Wendy's Bungles Pricing Announcement

During an earnings call, Wendy’s CEO announced a new “dynamic pricing” strategy. The media spun it as “surge pricing” and riled up consumers.

Sherri Kimes, a former Cornell colleague analyzed the communication issue in a blog post and referred to the initial statement as “pretty innocuous.” In addition to the brief mention during the earnings call, the strategy is a small part of the earnings visuals—just a few words on one slide about several ways to use technology for higher margins.

Kimes describes prospect theory and suggests companies frame these decisions as benefits to consumers—in this case, saving during certain times of the day rather than paying more at peak times. Her advice is consistent with corporate communication strategies.

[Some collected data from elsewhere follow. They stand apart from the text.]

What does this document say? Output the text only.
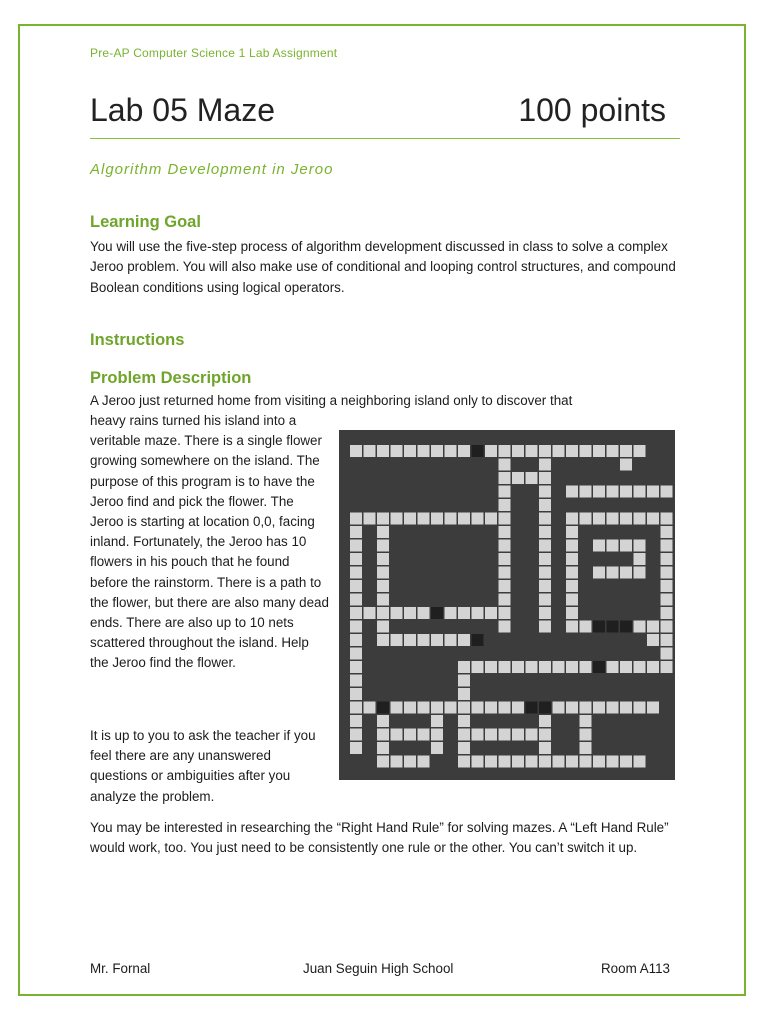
Pre-AP Computer Science 1 Lab Assignment
Lab 05 Maze	100 points
Algorithm Development in Jeroo
Learning Goal
You will use the five-step process of algorithm development discussed in class to solve a complex Jeroo problem. You will also make use of conditional and looping control structures, and compound Boolean conditions using logical operators.
Instructions
Problem Description
A Jeroo just returned home from visiting a neighboring island only to discover that
heavy rains turned his island into a veritable maze. There is a single flower growing somewhere on the island. The purpose of this program is to have the Jeroo find and pick the flower. The Jeroo is starting at location 0,0, facing inland. Fortunately, the Jeroo has 10 flowers in his pouch that he found before the rainstorm. There is a path to the flower, but there are also many dead ends. There are also up to 10 nets scattered throughout the island. Help the Jeroo find the flower.
It is up to you to ask the teacher if you feel there are any unanswered questions or ambiguities after you analyze the problem.
You may be interested in researching the “Right Hand Rule” for solving mazes. A “Left Hand Rule” would work, too. You just need to be consistently one rule or the other. You can’t switch it up.
Mr. Fornal	Juan Seguin High School	Room A113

We have an issue of audience, as we typically see in business and corporate communication. The earnings call was intended for investors, and the language was appropriate for that audience. But Wendy’s leadership failed to consider how the media might retell the story.

Here’s the earnings call text:

We expect our digital menu boards will drive immediate benefits to order accuracy, improve crew experience and sales growth from upselling and consistent merchandising execution. Beginning as early as 2025, we will begin testing more enhanced features like dynamic pricing and day-part offerings along with AI-enabled menu changes and suggestive selling. As we continue to show the benefit of this technology in our company-operated restaurants, franchisee interest in digital menu boards should increase further supporting sales and profit growth across the system. We will continue setting the pace in generative AI and now have rolled out Wendy’s Fresh Ai in several restaurants where we see ongoing improvement in speed and accuracy.

Good Morning America offers one of many examples of the media spin. The story opens with the headline, “Wendy's announces Uber-like surge pricing model,” and ends with, “Some experts say customers could see more menu pricing changes ahead at other fast food chains, including McDonald’s and Burger King, especially if Wendy’s sees a boost in its bottom line after implementing dynamic pricing.” This sounds like a slippery slope fallacy, as though Wendy’s will start an inevitable sequence of events. Of course, this may be true, but the conclusion also supports the media’s hysteria.

Context matters. Inflation is high, and people are particularly price sensitive, an important topic for the upcoming election. The media draws attention by inciting fear about yet higher prices, even at fast-food restaurants, where we expect prices to be low.

In a statement, Wendy’s is doing damage control. They focus on menu display and discounts, which may follow the prospect theory, but will the impact on consumers still be higher prices? They promise, “We have no plans to do that and would not raise prices when our customers are visiting us most.” But will they raise all prices, and then provide a discount during low-demand times? If that’s the case, the media reports are not entirely wrong. Reports used inflammatory language, but the result is the same for consumers. Or, on average, will customers pay less, as comments on Kimes’ LinkedIn post suggest, with increased volume bringing more revenue to the company?

Still, I’m curious about the impact on different demographics, for example, for those with a less-flexible schedule. Low-wage workers have fixed times for lunch and dinner and might not be able to choose when they go to Wendy’s. Many workers eat between two jobs and grab something quickly for themselves or their families. Although this impact might not be the company’s concern, it could cause media—and consumer—backlash.

Regardless of the pricing impact, from a corporate communication perspective, Wendy’s should have been more careful and followed Kimes’ good advice.